A Black St. Louis woman is facing six months behind bars over a speeding ticket she thought she had resolved, only to find out there was a warrant out for her arrest. The nightmare for Precious Jones, 34, began Mother’s Day weekend in 2017 when she was stopped by the Missouri Highway Patrol for going 120 mph.
Jones received a ticket and was sent on her way but wound up missing her August court date. “It slipped my mind,” she told the St. Louis Post-Dispatch. Jones said she turned herself into the police and paid the bond on her outstanding warrant before scheduling a new court date. She thought she was in the clear and pleaded guilty to a misdemeanor of going at least 26 miles over the speed limit. Still, the judge “threw the book at me,” Jones told the Post-Dispatch. “Associate Circuit Court Judge Kelly Rose gave her a six-month jail sentence and two years probation,” the newspaper reported.
“The jail sentence would be suspended if Jones did 20 days ‘shock time’ in jail, on consecutive weekends.” Though shocked by the harsh sentencing, Jones still managed to hitch a ride every Friday to serve out her time at the Lafayette County Jail — a nearly three-hour drive from her home in St. Louis County. One day in May, Jones arrived an hour late due to work-related issues. On a separate incident in June, her car broke down. She alerted the jail and wasn’t able to make it to Lafayette County until the next day.

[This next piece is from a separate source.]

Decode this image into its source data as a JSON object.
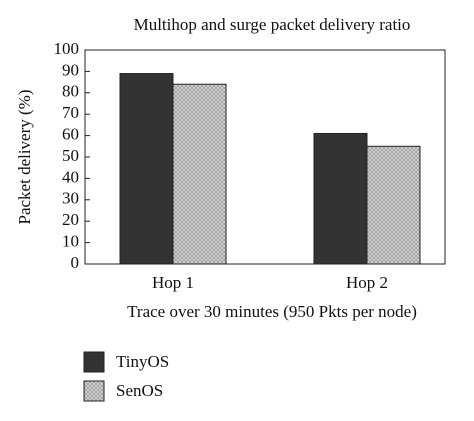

The jail then kept her for two full days. By July, Jones figured she had served her time and paid off her debts. She was dealt a huge blow in September, however, when she received a letter in the mail from Lafayette County saying there was a warrant out for her arrest. It turned out prosecutor Kristen Hilbrenner was seeking to revoke her probation for the time she was late to jail, despite the fact that Jones had stayed and served her full time. Jones is now facing another six-month sentence and warrant with a $2,500 bond attached to it, the St. Louis Post-Dispatch reported.
“I don’t know what I’m going to do,” Jones told the newspaper. “They’re just not going to let me go. They keep coming back for me.” Jones’ case is the latest example of the widespread issue in Missouri’s rural courts where mostly low-income defendants of color are hit with probation violations and fees meant to keep them tied up in the legal system for years in an effort to boost local revenue. In 2016, a St. Louis suburb was forced to pay a $4.7 million settlement for running a modern-day
debtor’s prison by illegally jailing 2,000 people who were unable to pay costly jail fees. Jones could face a similar fees if she ends up doing more jail time in Lafayette County. Her license has since been suspended, forcing her to ask for rides wherever she goes. The St. Louis woman has reached out to the American Civil Liberties Union and NAACP in hopes that they can help her avoid a new jail sentence. “I’m losing everything,” she said.